Skip to content


[ allennlp.modules.token_embedders.pretrained_transformer_embedder ]

PretrainedTransformerEmbedder Objects#

class PretrainedTransformerEmbedder(TokenEmbedder):
 | def __init__(
 |     self,
 |     model_name: str,
 |     *,
 |     max_length: int = None,
 |     sub_module: str = None,
 |     train_parameters: bool = True,
 |     override_weights_file: Optional[str] = None,
 |     override_weights_strip_prefix: Optional[str] = None
 | ) -> None

Uses a pretrained model from transformers as a TokenEmbedder.

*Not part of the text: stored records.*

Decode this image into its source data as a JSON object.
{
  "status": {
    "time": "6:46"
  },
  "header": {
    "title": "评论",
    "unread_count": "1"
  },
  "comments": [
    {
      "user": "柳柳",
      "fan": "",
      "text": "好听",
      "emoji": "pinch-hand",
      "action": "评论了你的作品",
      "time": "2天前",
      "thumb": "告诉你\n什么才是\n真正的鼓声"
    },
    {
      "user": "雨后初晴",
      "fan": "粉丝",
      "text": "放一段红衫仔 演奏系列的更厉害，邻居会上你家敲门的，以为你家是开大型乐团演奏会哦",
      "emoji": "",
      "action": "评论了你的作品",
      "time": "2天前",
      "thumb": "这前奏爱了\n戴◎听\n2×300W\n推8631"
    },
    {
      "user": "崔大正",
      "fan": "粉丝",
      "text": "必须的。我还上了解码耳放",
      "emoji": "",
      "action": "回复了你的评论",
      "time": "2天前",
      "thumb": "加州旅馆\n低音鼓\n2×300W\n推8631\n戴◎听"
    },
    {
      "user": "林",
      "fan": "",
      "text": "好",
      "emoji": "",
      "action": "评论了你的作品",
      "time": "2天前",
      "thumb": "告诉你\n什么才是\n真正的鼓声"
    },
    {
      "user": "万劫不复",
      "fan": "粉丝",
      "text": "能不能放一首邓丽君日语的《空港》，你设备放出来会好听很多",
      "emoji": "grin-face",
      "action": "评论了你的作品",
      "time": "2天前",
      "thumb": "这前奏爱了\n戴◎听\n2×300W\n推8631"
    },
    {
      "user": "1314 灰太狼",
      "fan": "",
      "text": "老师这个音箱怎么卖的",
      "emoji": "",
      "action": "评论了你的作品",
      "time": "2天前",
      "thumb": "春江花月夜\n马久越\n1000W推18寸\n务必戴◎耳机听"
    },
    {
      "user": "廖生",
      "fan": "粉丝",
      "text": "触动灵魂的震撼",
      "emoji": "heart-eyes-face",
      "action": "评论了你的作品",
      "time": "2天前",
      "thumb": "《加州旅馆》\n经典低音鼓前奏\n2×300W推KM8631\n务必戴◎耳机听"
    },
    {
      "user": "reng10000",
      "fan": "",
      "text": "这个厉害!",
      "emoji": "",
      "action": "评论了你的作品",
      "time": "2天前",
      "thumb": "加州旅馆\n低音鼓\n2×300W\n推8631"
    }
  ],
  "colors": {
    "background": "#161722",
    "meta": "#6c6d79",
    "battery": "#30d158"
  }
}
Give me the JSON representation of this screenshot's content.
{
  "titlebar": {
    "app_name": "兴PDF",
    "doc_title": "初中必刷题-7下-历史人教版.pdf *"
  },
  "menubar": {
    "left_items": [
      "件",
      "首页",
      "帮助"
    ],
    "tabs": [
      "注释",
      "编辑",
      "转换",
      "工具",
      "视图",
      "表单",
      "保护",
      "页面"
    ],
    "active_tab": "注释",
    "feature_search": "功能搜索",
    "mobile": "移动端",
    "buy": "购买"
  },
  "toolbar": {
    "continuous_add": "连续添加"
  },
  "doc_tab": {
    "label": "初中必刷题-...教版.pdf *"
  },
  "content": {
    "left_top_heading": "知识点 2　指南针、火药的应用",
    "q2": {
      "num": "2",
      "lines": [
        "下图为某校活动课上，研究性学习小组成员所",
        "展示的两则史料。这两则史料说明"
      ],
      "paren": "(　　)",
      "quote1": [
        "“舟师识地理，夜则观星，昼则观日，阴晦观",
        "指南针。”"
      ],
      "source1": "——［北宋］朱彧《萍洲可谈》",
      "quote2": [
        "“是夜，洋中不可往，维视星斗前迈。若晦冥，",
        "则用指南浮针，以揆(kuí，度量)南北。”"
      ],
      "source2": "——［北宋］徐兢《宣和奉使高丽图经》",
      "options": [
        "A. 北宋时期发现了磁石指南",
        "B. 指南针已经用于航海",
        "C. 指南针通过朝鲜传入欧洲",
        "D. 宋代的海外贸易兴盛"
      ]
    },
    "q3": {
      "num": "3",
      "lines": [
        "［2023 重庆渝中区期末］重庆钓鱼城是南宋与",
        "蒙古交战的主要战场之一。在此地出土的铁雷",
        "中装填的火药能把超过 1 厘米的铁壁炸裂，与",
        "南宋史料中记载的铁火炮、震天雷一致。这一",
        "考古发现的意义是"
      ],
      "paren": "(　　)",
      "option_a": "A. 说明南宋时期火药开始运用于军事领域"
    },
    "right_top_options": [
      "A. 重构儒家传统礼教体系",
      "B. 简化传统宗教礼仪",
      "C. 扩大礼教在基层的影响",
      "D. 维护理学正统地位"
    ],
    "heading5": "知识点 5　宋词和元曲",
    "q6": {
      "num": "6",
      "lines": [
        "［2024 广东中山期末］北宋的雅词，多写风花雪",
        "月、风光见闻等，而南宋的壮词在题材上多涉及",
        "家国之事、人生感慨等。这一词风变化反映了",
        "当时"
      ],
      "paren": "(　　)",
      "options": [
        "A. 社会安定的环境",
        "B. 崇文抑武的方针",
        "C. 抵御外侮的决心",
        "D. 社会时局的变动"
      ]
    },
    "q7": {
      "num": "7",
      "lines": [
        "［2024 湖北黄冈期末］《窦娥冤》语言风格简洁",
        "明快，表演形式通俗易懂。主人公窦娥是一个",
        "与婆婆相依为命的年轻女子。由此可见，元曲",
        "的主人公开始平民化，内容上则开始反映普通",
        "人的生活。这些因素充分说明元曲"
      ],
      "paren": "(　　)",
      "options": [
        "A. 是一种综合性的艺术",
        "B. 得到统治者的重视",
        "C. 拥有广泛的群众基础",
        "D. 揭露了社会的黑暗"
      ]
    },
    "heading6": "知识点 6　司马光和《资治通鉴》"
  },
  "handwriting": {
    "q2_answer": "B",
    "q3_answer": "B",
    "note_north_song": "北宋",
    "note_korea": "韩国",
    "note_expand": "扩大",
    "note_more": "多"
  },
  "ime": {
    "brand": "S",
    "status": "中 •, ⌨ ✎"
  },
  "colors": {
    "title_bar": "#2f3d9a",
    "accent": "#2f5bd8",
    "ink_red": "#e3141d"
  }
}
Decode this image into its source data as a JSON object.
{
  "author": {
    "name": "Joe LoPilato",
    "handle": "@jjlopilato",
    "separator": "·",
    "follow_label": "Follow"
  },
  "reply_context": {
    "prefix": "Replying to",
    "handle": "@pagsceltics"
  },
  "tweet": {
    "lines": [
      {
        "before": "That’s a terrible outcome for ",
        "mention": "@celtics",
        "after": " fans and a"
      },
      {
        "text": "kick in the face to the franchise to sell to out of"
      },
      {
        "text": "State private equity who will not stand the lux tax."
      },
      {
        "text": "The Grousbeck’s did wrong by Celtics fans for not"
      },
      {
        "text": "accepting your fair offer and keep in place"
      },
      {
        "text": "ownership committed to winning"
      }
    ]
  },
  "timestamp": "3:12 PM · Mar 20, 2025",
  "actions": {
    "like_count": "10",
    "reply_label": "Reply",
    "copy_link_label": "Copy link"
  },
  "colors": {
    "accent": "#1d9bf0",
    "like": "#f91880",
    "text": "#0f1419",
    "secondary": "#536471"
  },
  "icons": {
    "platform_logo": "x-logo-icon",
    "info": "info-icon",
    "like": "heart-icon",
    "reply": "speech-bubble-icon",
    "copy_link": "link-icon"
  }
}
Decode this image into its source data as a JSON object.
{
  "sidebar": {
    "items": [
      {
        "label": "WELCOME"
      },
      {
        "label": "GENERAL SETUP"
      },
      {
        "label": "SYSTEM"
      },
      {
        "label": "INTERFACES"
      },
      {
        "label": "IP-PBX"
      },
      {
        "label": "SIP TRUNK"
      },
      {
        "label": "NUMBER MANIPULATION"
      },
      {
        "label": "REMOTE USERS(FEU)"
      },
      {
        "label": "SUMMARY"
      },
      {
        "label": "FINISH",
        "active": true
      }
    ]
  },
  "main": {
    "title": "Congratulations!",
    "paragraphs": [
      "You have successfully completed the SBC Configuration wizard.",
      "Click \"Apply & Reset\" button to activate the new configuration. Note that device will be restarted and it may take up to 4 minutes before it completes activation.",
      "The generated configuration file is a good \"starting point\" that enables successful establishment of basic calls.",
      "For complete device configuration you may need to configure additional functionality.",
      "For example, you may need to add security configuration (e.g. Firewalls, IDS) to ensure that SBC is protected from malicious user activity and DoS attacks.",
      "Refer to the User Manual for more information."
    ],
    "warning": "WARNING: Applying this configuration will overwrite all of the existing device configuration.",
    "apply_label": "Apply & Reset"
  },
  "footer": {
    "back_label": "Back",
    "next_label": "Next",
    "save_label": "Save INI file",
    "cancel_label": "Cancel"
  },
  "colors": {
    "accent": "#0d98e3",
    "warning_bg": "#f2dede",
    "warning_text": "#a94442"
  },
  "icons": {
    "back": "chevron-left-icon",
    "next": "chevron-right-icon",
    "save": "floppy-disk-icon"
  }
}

Registered as a TokenEmbedder with name "pretrained_transformer".


  • model_name : str
    The name of the transformers model to use. Should be the same as the corresponding PretrainedTransformerIndexer.
  • max_length : int, optional (default = None)
    If positive, folds input token IDs into multiple segments of this length, pass them through the transformer model independently, and concatenate the final representations. Should be set to the same value as the max_length option on the PretrainedTransformerIndexer.
  • sub_module : str, optional (default = None)
    The name of a submodule of the transformer to be used as the embedder. Some transformers naturally act as embedders such as BERT. However, other models consist of encoder and decoder, in which case we just want to use the encoder.
  • train_parameters : bool, optional (default = True)
    If this is True, the transformer weights get updated during training.


 | @overrides
 | def get_output_dim(self)


 | @overrides
 | def forward(
 |     self,
 |     token_ids: torch.LongTensor,
 |     mask: torch.BoolTensor,
 |     type_ids: Optional[torch.LongTensor] = None,
 |     segment_concat_mask: Optional[torch.BoolTensor] = None
 | ) -> torch.Tensor


  • token_ids : torch.LongTensor
    Shape: [batch_size, num_wordpieces if max_length is None else num_segment_concat_wordpieces]. num_segment_concat_wordpieces is num_wordpieces plus special tokens inserted in the middle, e.g. the length of: "[CLS] A B C [SEP] [CLS] D E F [SEP]" (see indexer logic).
  • mask : torch.BoolTensor
    Shape: [batch_size, num_wordpieces].
  • type_ids : Optional[torch.LongTensor]
    Shape: [batch_size, num_wordpieces if max_length is None else num_segment_concat_wordpieces].
  • segment_concat_mask : Optional[torch.BoolTensor]
    Shape: [batch_size, num_segment_concat_wordpieces].


  • torch.Tensor
    Shape: [batch_size, num_wordpieces, embedding_size].